🤖 AI Summary
This work addresses the challenges of evaluating and modeling exploration-driven decision-making in AI agents for dynamic virtual escape rooms. We introduce VisEscape, a novel benchmark comprising 20 dynamically evolving escape rooms, which establishes the first systematic evaluation paradigm for exploration-driven decision-making. Methodologically, we propose VisEscaper—a unified framework integrating multimodal perception, external memory storage, environment feedback–guided replanning, and a ReAct-style reasoning–action loop—to enable active construction of spatiotemporal knowledge and self-correcting action execution.

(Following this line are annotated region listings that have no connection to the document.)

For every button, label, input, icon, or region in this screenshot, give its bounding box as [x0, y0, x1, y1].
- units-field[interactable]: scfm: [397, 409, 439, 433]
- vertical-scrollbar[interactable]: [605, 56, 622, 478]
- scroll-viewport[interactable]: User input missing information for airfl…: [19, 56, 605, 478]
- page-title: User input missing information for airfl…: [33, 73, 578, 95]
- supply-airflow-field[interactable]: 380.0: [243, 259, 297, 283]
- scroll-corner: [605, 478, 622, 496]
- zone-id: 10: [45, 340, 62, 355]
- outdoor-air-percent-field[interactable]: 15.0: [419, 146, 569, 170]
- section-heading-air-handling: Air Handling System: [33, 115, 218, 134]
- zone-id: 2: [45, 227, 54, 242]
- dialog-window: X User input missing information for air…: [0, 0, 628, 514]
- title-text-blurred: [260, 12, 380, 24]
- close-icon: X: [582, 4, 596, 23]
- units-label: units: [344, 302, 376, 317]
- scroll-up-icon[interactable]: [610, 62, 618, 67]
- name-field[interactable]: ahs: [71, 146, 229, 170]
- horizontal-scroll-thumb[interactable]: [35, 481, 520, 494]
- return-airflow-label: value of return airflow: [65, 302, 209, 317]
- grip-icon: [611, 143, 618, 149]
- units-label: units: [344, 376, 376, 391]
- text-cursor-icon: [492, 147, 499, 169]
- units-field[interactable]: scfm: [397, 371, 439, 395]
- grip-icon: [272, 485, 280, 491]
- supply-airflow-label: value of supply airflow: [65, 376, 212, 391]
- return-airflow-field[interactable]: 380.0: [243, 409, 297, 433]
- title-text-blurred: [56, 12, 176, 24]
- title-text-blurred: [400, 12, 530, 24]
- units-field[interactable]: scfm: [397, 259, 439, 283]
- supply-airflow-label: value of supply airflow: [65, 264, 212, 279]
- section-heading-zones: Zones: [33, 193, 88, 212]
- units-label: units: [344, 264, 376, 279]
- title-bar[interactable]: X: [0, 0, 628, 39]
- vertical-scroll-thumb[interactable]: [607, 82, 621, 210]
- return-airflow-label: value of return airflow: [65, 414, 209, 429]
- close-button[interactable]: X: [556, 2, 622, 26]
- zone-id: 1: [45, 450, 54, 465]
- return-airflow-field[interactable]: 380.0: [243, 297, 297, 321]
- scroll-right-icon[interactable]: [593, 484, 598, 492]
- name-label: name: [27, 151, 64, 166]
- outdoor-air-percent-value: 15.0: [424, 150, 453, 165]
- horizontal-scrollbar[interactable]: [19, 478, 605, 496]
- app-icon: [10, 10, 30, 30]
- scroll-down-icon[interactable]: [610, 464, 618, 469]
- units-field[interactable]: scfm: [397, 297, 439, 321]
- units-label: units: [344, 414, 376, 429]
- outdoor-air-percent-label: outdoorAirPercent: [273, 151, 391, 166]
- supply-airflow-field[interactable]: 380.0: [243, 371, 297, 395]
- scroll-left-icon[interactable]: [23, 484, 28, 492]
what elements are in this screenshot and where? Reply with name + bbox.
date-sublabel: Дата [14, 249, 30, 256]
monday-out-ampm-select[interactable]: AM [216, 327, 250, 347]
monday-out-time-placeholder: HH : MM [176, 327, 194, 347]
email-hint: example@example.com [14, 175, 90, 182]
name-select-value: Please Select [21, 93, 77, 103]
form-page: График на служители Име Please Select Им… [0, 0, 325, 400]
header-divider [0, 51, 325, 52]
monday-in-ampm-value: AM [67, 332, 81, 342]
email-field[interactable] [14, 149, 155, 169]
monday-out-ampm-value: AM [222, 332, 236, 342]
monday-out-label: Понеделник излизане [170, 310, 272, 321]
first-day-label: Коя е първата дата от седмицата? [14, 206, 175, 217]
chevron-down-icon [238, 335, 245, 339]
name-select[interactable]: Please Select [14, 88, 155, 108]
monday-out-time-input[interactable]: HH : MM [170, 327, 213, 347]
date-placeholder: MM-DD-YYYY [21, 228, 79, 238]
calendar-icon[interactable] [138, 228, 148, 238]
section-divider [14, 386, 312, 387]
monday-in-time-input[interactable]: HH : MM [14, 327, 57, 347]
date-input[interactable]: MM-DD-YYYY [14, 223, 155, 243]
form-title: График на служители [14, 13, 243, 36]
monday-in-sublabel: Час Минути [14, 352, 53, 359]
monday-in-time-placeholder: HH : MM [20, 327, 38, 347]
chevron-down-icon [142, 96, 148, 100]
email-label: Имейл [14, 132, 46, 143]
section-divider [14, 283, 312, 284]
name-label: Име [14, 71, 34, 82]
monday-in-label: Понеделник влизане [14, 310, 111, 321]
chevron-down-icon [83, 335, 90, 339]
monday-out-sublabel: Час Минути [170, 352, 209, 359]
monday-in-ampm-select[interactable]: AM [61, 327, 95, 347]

Experiments demonstrate that VisEscaper achieves a 5.0× improvement in average escape efficiency and a 3.7× increase in task completion rate over state-of-the-art multimodal models. This work provides both a rigorous new benchmark and a scalable architectural foundation for exploration-aware planning in embodied intelligence.
📝 Abstract
Escape rooms present a unique cognitive challenge that demands exploration-driven planning: players should actively search their environment, continuously update their knowledge based on new discoveries, and connect disparate clues to determine which elements are relevant to their objectives. Motivated by this, we introduce VisEscape, a benchmark of 20 virtual escape rooms specifically designed to evaluate AI models under these challenging conditions, where success depends not only on solving isolated puzzles but also on iteratively constructing and refining spatial-temporal knowledge of a dynamically changing environment. On VisEscape, we observed that even state-of-the-art multimodal models generally fail to escape the rooms, showing considerable variation in their levels of progress and trajectories. To address this issue, we propose VisEscaper, which effectively integrates Memory, Feedback, and ReAct modules, demonstrating significant improvements by performing 3.7 times more effectively and 5.0 times more efficiently on average.